The SEC Blew the Bubble?

Ms Drucker wrote 'The SEC Killed Wall Street On April 28, 2004', which is an extraordinary piece of work. The five SEC commissioners anonymously voted a program which took away the supervision on the Wall Street back in 2004. The SEC deregulation let Big Five Banks leverage up on their methodology:

The broker dealers – Bear Stearns, Merrill Lynch, Goldman Sachs, Morgan Stanley and Lehman Brothers – were all keen to see their holding companies monitored by the SEC under a new Consolidated Supervised Entities (CSE) program.

... Once more, we return to the climber who is scaling the building without the safety net. To what extent did the added leverage directly lead to the end of the five giant banks? Bear Stearns sold its decimated stock to JP Morgan in March, on September 15, Lehman Brothers filed for bankruptcy and Merrill Lynch sold itself to Bank of America, and on September 22 Goldman Sachs and Morgan Stanley converted themselves into commercial banks. “I’d call it res ipsa loquitur – in other words the thing speaks for itself,” Ritholtz comments. “It’s no coincidence that since the SEC created the exemption, all five are now gone.”

... Cox himself admitted on September 26, 2008, that the CSE experiment had been “an utter failure”, as the SEC ended the program. Meanwhile, the remaining investment banks were flailing. The Chairman attributed the breakdown to the voluntary aspect of the arrangement, whereby the banks could opt in and out of supervision at will.

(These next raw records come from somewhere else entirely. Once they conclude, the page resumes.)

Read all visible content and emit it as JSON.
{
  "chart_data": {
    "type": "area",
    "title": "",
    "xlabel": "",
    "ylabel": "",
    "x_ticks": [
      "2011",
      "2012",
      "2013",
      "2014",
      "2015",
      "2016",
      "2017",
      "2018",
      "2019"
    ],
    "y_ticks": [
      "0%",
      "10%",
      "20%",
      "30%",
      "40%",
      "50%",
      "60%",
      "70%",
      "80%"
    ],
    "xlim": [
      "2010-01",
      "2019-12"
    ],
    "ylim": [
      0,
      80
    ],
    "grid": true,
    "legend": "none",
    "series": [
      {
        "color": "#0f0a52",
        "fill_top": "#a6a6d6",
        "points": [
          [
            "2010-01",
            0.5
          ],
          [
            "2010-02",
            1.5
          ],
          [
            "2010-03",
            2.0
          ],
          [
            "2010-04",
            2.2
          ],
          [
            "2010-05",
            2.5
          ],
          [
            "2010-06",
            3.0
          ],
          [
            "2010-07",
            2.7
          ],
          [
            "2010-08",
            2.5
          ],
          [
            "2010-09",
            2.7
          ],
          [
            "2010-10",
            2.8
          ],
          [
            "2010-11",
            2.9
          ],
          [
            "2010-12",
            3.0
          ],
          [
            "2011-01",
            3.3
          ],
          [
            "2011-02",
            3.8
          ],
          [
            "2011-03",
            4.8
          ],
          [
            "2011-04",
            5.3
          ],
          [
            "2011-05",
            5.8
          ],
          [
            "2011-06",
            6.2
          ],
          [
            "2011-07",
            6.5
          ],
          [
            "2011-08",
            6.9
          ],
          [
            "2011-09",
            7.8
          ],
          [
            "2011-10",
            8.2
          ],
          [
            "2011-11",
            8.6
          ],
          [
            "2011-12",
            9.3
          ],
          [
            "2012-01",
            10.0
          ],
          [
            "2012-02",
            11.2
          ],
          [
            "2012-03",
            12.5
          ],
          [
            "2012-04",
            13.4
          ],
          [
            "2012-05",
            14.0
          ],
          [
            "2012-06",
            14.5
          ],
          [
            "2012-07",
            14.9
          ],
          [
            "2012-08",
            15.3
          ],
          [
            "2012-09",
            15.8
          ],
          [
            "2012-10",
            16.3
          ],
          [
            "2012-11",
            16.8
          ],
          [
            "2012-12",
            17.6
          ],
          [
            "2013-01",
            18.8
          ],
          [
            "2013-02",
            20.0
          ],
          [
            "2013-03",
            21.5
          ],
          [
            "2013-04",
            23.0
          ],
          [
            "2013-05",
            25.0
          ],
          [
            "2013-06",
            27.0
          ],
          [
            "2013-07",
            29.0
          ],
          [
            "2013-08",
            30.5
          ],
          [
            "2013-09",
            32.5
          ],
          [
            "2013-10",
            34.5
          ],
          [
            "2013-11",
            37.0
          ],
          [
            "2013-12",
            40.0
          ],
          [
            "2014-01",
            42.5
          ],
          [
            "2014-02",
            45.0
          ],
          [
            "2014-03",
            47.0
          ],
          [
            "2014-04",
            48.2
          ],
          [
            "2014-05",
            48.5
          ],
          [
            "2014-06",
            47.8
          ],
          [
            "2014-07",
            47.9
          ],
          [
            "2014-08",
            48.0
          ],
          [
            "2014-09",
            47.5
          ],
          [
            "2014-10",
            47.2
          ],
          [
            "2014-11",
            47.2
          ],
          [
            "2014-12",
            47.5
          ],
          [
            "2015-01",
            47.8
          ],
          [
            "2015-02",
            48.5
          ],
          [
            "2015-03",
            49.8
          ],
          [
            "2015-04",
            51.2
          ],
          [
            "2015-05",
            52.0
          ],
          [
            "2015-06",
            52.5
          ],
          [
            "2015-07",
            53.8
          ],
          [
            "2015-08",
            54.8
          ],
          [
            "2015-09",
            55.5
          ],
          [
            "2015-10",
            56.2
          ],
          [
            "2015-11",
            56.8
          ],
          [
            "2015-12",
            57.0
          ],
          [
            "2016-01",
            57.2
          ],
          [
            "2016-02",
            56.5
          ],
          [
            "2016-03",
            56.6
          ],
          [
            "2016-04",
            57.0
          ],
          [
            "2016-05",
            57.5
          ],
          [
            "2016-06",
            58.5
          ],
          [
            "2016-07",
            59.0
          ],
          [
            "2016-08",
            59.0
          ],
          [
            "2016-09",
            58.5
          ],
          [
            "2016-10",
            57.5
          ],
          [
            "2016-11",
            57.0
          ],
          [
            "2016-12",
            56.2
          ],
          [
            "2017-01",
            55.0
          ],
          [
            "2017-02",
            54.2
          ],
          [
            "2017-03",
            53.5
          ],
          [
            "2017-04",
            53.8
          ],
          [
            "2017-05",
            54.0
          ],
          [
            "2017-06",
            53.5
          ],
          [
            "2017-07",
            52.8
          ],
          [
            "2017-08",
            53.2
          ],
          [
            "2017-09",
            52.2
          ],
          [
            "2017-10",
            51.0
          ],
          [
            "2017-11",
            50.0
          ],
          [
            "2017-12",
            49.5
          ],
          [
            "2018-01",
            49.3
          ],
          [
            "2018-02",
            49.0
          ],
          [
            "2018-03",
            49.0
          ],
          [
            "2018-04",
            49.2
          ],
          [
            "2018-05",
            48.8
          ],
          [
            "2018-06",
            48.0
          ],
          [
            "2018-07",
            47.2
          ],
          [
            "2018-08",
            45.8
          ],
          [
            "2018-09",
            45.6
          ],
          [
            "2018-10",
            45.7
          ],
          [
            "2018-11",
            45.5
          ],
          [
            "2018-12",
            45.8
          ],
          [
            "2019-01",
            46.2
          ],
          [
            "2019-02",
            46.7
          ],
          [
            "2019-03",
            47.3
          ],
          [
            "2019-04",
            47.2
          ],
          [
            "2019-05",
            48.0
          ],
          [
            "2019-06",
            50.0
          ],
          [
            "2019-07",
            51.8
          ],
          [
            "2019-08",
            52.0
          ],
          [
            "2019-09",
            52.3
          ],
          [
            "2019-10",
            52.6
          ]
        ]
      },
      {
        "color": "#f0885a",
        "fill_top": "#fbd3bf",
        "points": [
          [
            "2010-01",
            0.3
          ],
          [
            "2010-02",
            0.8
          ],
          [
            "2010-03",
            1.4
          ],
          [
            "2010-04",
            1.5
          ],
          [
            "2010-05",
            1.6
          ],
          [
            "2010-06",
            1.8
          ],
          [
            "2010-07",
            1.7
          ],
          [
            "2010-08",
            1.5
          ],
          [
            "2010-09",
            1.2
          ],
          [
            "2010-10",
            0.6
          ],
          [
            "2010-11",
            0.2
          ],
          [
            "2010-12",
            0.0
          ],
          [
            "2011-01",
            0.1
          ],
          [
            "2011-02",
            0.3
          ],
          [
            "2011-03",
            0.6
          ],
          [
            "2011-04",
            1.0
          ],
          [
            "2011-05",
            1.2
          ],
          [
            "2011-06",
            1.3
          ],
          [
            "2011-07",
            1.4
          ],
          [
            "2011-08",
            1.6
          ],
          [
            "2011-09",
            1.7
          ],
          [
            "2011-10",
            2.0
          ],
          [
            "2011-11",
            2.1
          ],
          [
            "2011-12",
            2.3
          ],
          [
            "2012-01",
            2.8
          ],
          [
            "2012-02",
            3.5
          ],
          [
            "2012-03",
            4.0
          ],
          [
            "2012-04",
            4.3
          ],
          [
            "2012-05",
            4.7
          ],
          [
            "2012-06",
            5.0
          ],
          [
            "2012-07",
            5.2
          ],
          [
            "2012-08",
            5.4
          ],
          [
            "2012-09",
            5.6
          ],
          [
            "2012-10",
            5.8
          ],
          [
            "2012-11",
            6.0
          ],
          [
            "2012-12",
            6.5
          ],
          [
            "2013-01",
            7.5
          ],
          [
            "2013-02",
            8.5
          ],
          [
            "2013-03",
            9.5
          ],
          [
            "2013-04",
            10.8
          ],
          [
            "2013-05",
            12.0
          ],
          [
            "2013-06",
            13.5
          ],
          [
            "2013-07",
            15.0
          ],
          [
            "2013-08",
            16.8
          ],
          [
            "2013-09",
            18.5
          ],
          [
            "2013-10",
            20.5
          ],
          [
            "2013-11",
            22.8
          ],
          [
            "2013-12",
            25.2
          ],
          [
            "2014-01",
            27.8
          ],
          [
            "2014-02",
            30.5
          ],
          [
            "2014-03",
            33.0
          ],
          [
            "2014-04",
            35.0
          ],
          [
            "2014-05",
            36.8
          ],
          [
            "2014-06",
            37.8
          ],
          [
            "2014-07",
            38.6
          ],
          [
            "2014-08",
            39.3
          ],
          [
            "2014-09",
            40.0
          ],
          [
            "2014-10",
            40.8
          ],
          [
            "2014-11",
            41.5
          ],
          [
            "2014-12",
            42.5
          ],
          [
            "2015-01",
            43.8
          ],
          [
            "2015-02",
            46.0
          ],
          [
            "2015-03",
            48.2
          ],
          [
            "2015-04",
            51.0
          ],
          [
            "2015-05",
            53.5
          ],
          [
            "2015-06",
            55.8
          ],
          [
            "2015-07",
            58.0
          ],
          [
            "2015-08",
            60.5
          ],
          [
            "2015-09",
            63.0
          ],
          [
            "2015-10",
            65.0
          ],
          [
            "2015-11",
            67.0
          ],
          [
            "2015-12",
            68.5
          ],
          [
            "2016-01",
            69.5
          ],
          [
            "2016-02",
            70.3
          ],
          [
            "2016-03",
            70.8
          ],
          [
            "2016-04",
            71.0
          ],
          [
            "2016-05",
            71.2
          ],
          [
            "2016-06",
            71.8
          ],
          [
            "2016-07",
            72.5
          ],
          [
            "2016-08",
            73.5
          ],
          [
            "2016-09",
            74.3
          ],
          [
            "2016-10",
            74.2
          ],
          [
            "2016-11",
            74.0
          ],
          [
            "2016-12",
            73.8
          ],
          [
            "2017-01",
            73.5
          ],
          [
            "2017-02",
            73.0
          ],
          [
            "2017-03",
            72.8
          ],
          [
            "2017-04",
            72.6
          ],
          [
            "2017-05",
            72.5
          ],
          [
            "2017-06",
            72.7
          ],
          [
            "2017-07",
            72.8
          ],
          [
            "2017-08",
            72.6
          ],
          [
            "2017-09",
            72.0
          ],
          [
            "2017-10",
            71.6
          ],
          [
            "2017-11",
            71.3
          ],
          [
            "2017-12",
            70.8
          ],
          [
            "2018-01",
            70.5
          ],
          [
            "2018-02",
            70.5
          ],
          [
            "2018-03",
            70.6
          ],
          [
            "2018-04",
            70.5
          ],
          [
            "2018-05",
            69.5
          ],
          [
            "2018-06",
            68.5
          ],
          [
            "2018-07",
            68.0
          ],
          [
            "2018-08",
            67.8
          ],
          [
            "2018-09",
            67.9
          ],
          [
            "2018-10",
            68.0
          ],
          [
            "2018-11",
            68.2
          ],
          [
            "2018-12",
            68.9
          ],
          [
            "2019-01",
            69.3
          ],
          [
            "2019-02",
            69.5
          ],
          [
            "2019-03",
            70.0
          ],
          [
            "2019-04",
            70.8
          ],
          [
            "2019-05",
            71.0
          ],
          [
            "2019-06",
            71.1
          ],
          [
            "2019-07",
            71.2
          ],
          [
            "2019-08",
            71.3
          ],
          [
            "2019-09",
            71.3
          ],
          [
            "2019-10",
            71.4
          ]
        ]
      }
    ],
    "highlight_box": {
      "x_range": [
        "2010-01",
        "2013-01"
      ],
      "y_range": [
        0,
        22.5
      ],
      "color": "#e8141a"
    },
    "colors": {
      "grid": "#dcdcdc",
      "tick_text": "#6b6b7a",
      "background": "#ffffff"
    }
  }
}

He said, “The fact that the investment bank holding companies could withdraw from this voluntary supervision at their discretion diminished the perceived mandate of the CSE program, and weakened its effectiveness.” In ending the program, Cox was plainly stating that self regulation had fallen far short. “He was implicitly saying that the oversight of the regulators had failed,” says Daugherty.